Dipping: a cheap technique or a useful skill?

A year ago I attended a master’s level painting class in Chicago with Meg Maples, award winning model painter and former staff painter of Privateer Press. We practiced two-brush blending for two days straight. Two-brush blending requires hours of practice and is used by many professional painters. To master two-brush blending would be an amazing feat. Dipping on the other hand requires very little practice and is not used by professional painters.

Until recently I looked down on dipping as an inferior technique because I know enough about painting that I don’t need a jar of goop to do it for me. However, with Adepitcon nearing I found myself desperate to get my Warmachine army painted so I gave it a shot.

Dipping is simple, just base-coat a model and apply Army Painter Quick Shade by either brushing it on or literally dipping the model. Here is a before and after photo

Before and After dipping

You can see the difference dipping makes. The base-coated model on the left is pretty boring without any shading. However, the dipped model on the right is too glossy for my liking so I will need to spray it with some matte coating.

Flameguard Cleansers

I was pretty pleased with the finished product so I continued the process on more Menoth models.


Daughters of the Flame

After having dipped myself I can say that my opinion of this technique has changed very favorably. Dipping models will never improve my painting skill but it will definitely get me a good looking army quick!

7 Responses

  1. Thundernuts says:

    They look great! I’m a big fan myself of dipping. Like you, I’m a dedicated painter, but sometimes I just need something done quick. After I dullcoat from the dip, I go back and highlight. Then dullcoat again.

    • midwestwargaming says:

      Do you have any pictures of a model dipped twice? I never even considered that.

      • Ian Davies says:

        I think Thundernuts means matte varnishing when he says dullcote, not double dipping. So basecoat, dip, matte varnish, highlight, matte varnish again.

  2. Steven Groom says:

    Miniature painting is such a strange hobby. So many practices have fallen in and out of favor in the almost 30 years I’ve been painting models. It’s very strange to hear a painter talk down about how a model is painted.

    To me the fact that a model is painted at all is a good thing. Today’s painter that dips an entire army can easily become tomorrow’s painter that masters two brush blending. We all start somewhere, right?

    My own style of painting developed very organically. When I started out when I was 14 or so, there wasn’t an internet to look up tutorials on or even to read articles on. I got a brush and some paints (my first paint set was a set of fabric paints that my grandmother gave me) and I tried to stay in the lines.

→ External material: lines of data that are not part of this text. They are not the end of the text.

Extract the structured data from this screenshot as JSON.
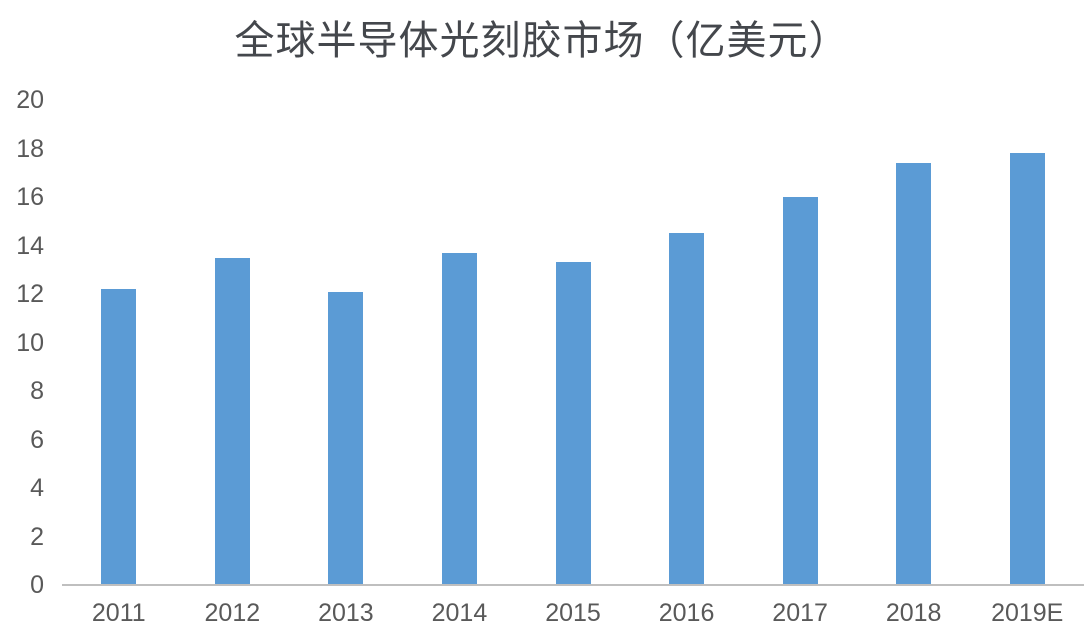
{
  "chart_data": {
    "type": "bar",
    "title": "全球半导体光刻胶市场（亿美元）",
    "categories": [
      "2011",
      "2012",
      "2013",
      "2014",
      "2015",
      "2016",
      "2017",
      "2018",
      "2019E"
    ],
    "values": [
      12.2,
      13.5,
      12.1,
      13.7,
      13.3,
      14.5,
      16.0,
      17.4,
      17.8
    ],
    "xlabel": "",
    "ylabel": "",
    "ylim": [
      0,
      20
    ],
    "ytick_step": 2,
    "ytick_labels": [
      "0",
      "2",
      "4",
      "6",
      "8",
      "10",
      "12",
      "14",
      "16",
      "18",
      "20"
    ],
    "grid": "off",
    "legend_position": "none",
    "colors": {
      "bar": "#5b9bd5",
      "axis_line": "#bfbfbf",
      "tick_label": "#595959",
      "title": "#44474c",
      "background": "#ffffff"
    }
  }
}
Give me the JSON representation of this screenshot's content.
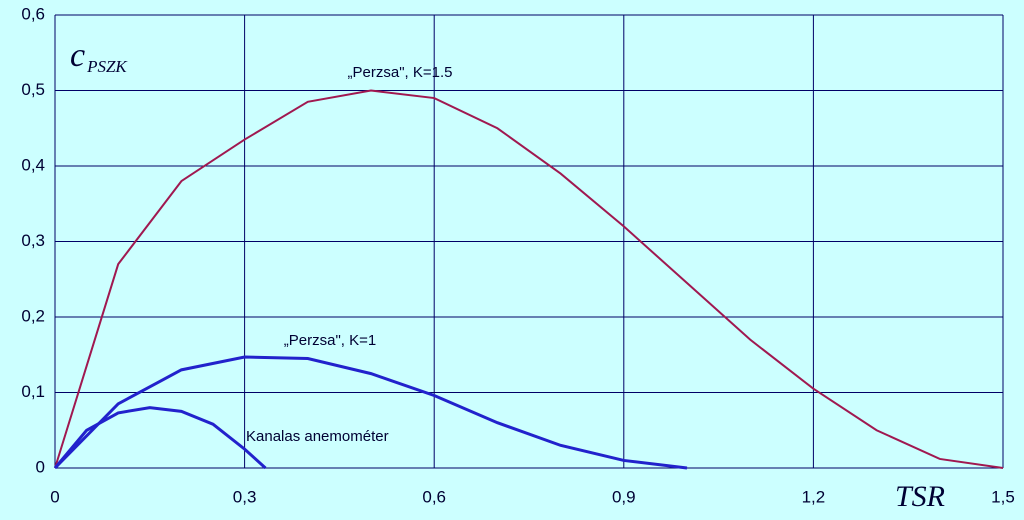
{
  "chart_data": {
    "type": "line",
    "xlim": [
      0,
      1.5
    ],
    "ylim": [
      0,
      0.6
    ],
    "xticks": [
      0,
      {
        "value": 0.3,
        "label": "0,3"
      },
      {
        "value": 0.6,
        "label": "0,6"
      },
      {
        "value": 0.9,
        "label": "0,9"
      },
      {
        "value": 1.2,
        "label": "1,2"
      },
      {
        "value": 1.5,
        "label": "1,5"
      }
    ],
    "yticks": [
      0,
      {
        "value": 0.1,
        "label": "0,1"
      },
      {
        "value": 0.2,
        "label": "0,2"
      },
      {
        "value": 0.3,
        "label": "0,3"
      },
      {
        "value": 0.4,
        "label": "0,4"
      },
      {
        "value": 0.5,
        "label": "0,5"
      },
      {
        "value": 0.6,
        "label": "0,6"
      }
    ],
    "grid": true,
    "y_label": "c",
    "y_label_sub": "PSZK",
    "x_label": "TSR",
    "series": [
      {
        "name": "„Perzsa\", K=1.5",
        "color": "#a01850",
        "width": 2,
        "x": [
          0,
          0.1,
          0.2,
          0.3,
          0.4,
          0.5,
          0.6,
          0.7,
          0.8,
          0.9,
          1.0,
          1.1,
          1.2,
          1.3,
          1.4,
          1.5
        ],
        "values": [
          0,
          0.27,
          0.38,
          0.435,
          0.485,
          0.5,
          0.49,
          0.45,
          0.39,
          0.32,
          0.245,
          0.17,
          0.105,
          0.05,
          0.012,
          0
        ]
      },
      {
        "name": "„Perzsa\", K=1",
        "color": "#2222cc",
        "width": 3,
        "x": [
          0,
          0.1,
          0.2,
          0.3,
          0.4,
          0.5,
          0.6,
          0.7,
          0.8,
          0.9,
          1.0
        ],
        "values": [
          0,
          0.085,
          0.13,
          0.147,
          0.145,
          0.125,
          0.096,
          0.06,
          0.03,
          0.01,
          0
        ]
      },
      {
        "name": "Kanalas anemométer",
        "color": "#2222cc",
        "width": 3,
        "x": [
          0,
          0.05,
          0.1,
          0.15,
          0.2,
          0.25,
          0.3,
          0.333
        ],
        "values": [
          0,
          0.05,
          0.073,
          0.08,
          0.075,
          0.058,
          0.025,
          0
        ]
      }
    ]
  }
}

    My only real education was from issues of White Dwarf and their ‘Eavy Metal articles.

    What I’ve learned is that painting a model is very different from painting an army. For a convention like Adepticon where models are required to be painted, dipping is a very effective way to ensure that your lists can be played.

    But dipping doesn’t have to be the end of the road for the model. You can always go back and spend more time on the models you’ve dipped. You can also dip *most* of your models and really focus on the models that you want to really look good.

    For me, I try to stay as consistent as I can and I try to paint the models I have rather than letting a lot of unpainted models back up on my desk. This gives me more time to spend on the models I’m painting rather than feeling like I have bust out 40 or so models in a week or two.

    In the end, though, I’d much rather play a game with someone that’s put any amount of effort into painting their models. It enhances the game play for me immensely and to that end I’ve found it’s far better to encourage painting, including dipping, than it is to criticize it as a method.

    After all, everyone has to start from somewhere, right?

    • midwestwargaming says:

      A agree, playing against an opponent that put in some amount of effort with their models enhances the overall game experience.

      I’ve seen your models and always appreciated the uniformity of them. Every model looks like it belongs to the army. This was something I struggled with but dipping has helped give my army a more consistent look. But you’re right, this doesn’t need to be the end because frankly, they are pretty flat.

  3. Jordan LeGros says:

    I use brush on deck varnish. It’s cheap, comes in many colors, is water soluable (no fumes AND easy clean up) and it’s made to provide an all weather seal to wood that gets walked on…hard wearing stuff. Like you, I hit it with matt spray as a finishing step. I block in my base colours add one highlight, then brush on the varnish. I use a brush or pointed cotton swab to wick away excesse or get a lighter finish on upper surfaces. In terms of the highlight, I tend to go brighter than I would without a wash of varnish. The varnish tends to mellow this and smooth out harsh transitions well.

    • midwestwargaming says:

      I tried two different types of wood varnish because I heard it was essentially the same as army painter quick shade but it definitely wasn’t the same result. The wood varnish the consistency of a slightly thicker wash and it acted almost entirely like a wash. Army Painter quick shade is noticeable thicker and I feel like that viscosity is part of why the product works so well. It gets in all the detailed grooves and unlike a varnish or wash it stays there.